`Sensor’ to measure happiness

Are you feeling happy or sad? Well, scientists in the United States have created a ‘sensor’, which is capable of measuring happiness of people.

Washington: Are you feeling happy or sad? Well, scientists in the United States have created a ‘sensor’, which is capable of measuring happiness of people.
Peter Dodds and Chris Danforth, a mathematician and computer scientist respectively, working in the Advanced Computing Center at the University of Vermont, have developed a mechanism to measure happiness of millions of bloggers.

"The proliferation of personal online writing such as blogs gives us the opportunity to measure emotional levels in real time," they wrote in their study, `Measuring the Happiness of Large-Scale Written Expression: Songs, Blogs, and residents,4" available in online edition of Journal of Happiness Studies.
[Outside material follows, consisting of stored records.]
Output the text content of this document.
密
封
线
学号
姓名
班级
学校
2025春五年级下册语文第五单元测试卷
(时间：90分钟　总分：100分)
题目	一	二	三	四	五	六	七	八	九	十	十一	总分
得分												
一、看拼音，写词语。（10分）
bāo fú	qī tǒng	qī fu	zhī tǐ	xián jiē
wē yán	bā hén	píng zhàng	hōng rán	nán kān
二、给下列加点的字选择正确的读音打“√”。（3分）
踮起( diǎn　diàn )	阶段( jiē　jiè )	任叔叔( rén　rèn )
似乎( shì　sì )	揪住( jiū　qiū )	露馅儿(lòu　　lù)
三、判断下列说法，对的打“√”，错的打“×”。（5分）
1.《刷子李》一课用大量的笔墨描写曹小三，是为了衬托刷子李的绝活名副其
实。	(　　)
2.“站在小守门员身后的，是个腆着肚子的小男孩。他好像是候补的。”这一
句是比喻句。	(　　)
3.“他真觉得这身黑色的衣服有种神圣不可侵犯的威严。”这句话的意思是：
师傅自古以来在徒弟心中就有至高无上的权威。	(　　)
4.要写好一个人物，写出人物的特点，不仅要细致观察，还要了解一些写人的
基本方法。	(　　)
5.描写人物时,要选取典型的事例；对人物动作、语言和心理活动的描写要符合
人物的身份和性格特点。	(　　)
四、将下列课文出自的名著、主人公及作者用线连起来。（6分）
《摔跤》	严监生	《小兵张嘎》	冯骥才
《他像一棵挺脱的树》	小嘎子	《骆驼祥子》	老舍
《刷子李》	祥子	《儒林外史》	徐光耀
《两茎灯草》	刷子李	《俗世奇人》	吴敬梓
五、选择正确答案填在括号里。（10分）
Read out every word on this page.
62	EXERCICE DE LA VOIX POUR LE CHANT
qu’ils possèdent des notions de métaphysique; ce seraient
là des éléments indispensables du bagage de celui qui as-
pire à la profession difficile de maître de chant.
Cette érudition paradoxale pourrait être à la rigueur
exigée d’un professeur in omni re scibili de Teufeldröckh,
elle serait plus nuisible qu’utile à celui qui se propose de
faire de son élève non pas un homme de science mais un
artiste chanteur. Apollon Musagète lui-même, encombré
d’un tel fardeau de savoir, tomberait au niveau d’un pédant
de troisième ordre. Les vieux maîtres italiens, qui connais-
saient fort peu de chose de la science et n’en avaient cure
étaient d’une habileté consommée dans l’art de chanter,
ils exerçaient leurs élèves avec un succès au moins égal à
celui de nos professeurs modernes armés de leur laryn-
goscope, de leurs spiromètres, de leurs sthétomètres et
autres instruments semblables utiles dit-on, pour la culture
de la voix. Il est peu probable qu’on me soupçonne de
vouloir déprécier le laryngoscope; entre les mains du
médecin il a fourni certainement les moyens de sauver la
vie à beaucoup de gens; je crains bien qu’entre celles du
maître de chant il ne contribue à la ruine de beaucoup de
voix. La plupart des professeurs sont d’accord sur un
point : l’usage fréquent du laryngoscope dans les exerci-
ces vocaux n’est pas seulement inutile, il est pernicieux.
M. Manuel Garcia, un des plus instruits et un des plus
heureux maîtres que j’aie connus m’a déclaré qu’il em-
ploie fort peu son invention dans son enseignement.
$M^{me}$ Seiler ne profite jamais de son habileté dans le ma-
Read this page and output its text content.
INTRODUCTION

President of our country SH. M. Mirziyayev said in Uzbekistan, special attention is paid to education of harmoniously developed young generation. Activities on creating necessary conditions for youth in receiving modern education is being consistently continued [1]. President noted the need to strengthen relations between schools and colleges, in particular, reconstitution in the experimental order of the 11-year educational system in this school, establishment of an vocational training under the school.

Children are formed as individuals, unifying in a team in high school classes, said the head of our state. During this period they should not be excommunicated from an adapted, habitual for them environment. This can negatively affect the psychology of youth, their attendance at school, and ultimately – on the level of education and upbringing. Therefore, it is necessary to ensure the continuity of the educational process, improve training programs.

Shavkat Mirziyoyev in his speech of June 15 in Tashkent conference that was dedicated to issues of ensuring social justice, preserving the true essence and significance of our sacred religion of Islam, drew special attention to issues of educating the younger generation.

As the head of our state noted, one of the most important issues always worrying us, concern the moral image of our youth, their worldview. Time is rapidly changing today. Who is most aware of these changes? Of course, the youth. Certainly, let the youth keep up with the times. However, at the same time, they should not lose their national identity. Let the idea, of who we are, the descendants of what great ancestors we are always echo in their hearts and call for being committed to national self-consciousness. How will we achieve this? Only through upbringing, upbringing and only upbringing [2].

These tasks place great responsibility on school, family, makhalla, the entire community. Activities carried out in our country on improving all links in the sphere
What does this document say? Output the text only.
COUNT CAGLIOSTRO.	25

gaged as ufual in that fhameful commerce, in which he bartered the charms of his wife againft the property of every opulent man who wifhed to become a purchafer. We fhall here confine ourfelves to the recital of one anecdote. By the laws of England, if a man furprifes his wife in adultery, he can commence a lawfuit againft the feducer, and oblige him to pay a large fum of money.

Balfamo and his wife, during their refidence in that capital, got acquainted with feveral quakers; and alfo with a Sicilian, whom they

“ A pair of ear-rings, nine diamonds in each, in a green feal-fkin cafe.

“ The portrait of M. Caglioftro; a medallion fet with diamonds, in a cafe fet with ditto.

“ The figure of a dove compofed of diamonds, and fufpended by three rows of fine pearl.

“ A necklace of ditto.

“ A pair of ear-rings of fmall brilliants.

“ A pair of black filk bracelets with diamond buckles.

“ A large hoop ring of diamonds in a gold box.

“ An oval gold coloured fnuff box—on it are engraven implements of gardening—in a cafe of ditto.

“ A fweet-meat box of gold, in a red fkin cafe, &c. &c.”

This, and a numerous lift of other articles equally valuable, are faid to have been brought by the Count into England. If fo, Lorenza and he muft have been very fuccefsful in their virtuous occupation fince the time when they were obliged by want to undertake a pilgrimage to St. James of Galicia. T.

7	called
Their "hedonimeter" gathers sentences beginning "I feel ..." Then, applying standardized "psychological valence" of words, each sentence receives a happiness score.

According to release by the University of Vermont, the scientists were able to make observations of people "in a fairly natural environment at several orders of magnitude higher than previous happiness studies".

"They think they are communicating with friends," but, since blogs are public, Danforth said, "we`re just looking over their shoulders." "We are thus able to present results of what might be considered a very basic remote-sensing hedonometer," Dodds and Danforth were quoted as saying in the release. "Our study is a data exploration," Danforth underlined, adding "It`s not about developing a theory."

In effect, the approach allows the scientists to measure happiness levels of: for example, people over 65 in Oregon on Wednesdays. Their method show that US presidential election day, November 4, 2008, was the happiest day in four years. The day of Micheal Jackson`s death, one of the unhappiest.

"We gathered nearly 10 million sentences from their site," Dodds noted. Then, drawing on a standardized "psychological valence" of words established by the Affective Norms for English Words (ANEW) study, each sentence receives a happiness score.

In the ANEW study, a large pool of participants graded their reaction to 1,034 words, forming a kind of "happy-unhappy" scale from 1 to 9. For example, "triumphant" averaged 8.87, "paradise" 8.72, "pancakes" 6.08, "vanity" 4.30, "hostage" 2.20, and "suicide" 1.25.